A walk through my Cũcũ's farm

Nyokabi Kariũki

Botanical garden 'Giardino dei Semplici'

from 1.30 pm
to 3.30 pm

year: 2021

length: 3'42"

language: Kiswahili, Kikuyu

subtitles: italian, english

Being able to visit her Cũcũ - grandmother in Kikuyu - in her home in Githũnguri, Kenya, for Christmas, felt especially meaningful this year, given the pandemic’s toll on the world, and its spotlight on the vulnerability of our grandparents. 

Together with her family, Nyokabi walked around the farm — just as they always do when they visit — but this time, she found herself paying more attention: to the ground, to our languages (both Kiswahili and Kikuyu); to the flowers, fruits, leaves, birds, cows.

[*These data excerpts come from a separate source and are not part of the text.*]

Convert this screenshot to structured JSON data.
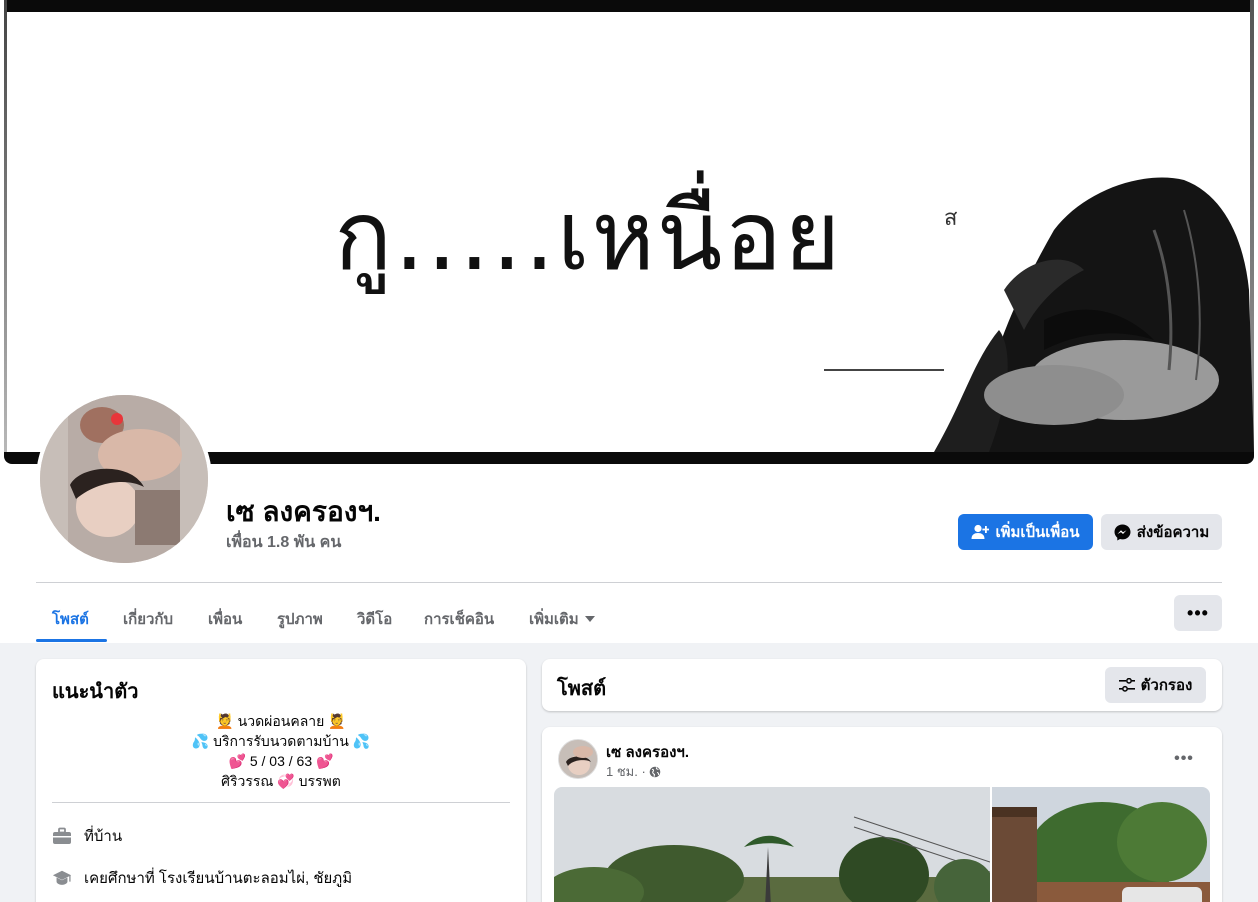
{
  "cover": {
    "main_text": "กู.....เหนื่อย",
    "side_text": "ส"
  },
  "profile": {
    "name": "เซ ลงครองฯ.",
    "friends": "เพื่อน 1.8 พัน คน"
  },
  "actions": {
    "add_friend": "เพิ่มเป็นเพื่อน",
    "message": "ส่งข้อความ"
  },
  "tabs": [
    {
      "label": "โพสต์",
      "active": true
    },
    {
      "label": "เกี่ยวกับ",
      "active": false
    },
    {
      "label": "เพื่อน",
      "active": false
    },
    {
      "label": "รูปภาพ",
      "active": false
    },
    {
      "label": "วิดีโอ",
      "active": false
    },
    {
      "label": "การเช็คอิน",
      "active": false
    },
    {
      "label": "เพิ่มเติม",
      "active": false
    }
  ],
  "more_menu_label": "•••",
  "intro": {
    "title": "แนะนำตัว",
    "bio": [
      "💆 นวดผ่อนคลาย 💆",
      "💦 บริการรับนวดตามบ้าน 💦",
      "💕 5 / 03 / 63 💕",
      "ศิริวรรณ 💞 บรรพต"
    ],
    "workplace": "ที่บ้าน",
    "education": "เคยศึกษาที่ โรงเรียนบ้านตะลอมไผ่, ชัยภูมิ"
  },
  "posts": {
    "title": "โพสต์",
    "filter_label": "ตัวกรอง"
  },
  "post": {
    "author": "เซ ลงครองฯ.",
    "time": "1 ชม. ·",
    "more": "•••"
  },
  "colors": {
    "accent": "#1b74e4",
    "background": "#f0f2f5",
    "secondary_button": "#e4e6eb",
    "muted_text": "#65676b"
  }
}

It felt like the spaces between each avocado tree, the stillness between our conversations, the sounds of nature — and of a small farm giving life — were silently teaching her to revel in these little moments with family.

In this piece, musical melodies mimic the environment, and randomly taken recordings from the day weave into one another and into a poem Nyokabi has written in kiswahili: “I am learning, slowly”.

A walk through my Cũcũ's farm

Winner of the Hearsay 'Art' Award 2021

Nyokabi Kariũki is a Kenyan composer based between Kenya and the US. Her sound is ever-evolving, ranging from classical contemporary/experimental music to film, sound art, and (East) African musical traditions. She performs as a pianist, vocalist, and on instruments from the African continent - particularly the mbira and djembe. Nyokabi’s works have been seen at events around the globe, including the Hearsay International Audio Festival, where she received the 2021 Hearsay ‘Art’ Award. Her concert music has been regularly sought after, with commissions from the Brooklyn Youth Chorus Men’s Ensemble, to performances by Chromic, Third Coast Percussion, and more. Nyokabi continues to explore music and its impact in different ways, ultimately driven by a yearning to explore sound as a tool to not only re-discover the stories of her culture, but also to highlight its significance, and contribute to the preservation of African stories.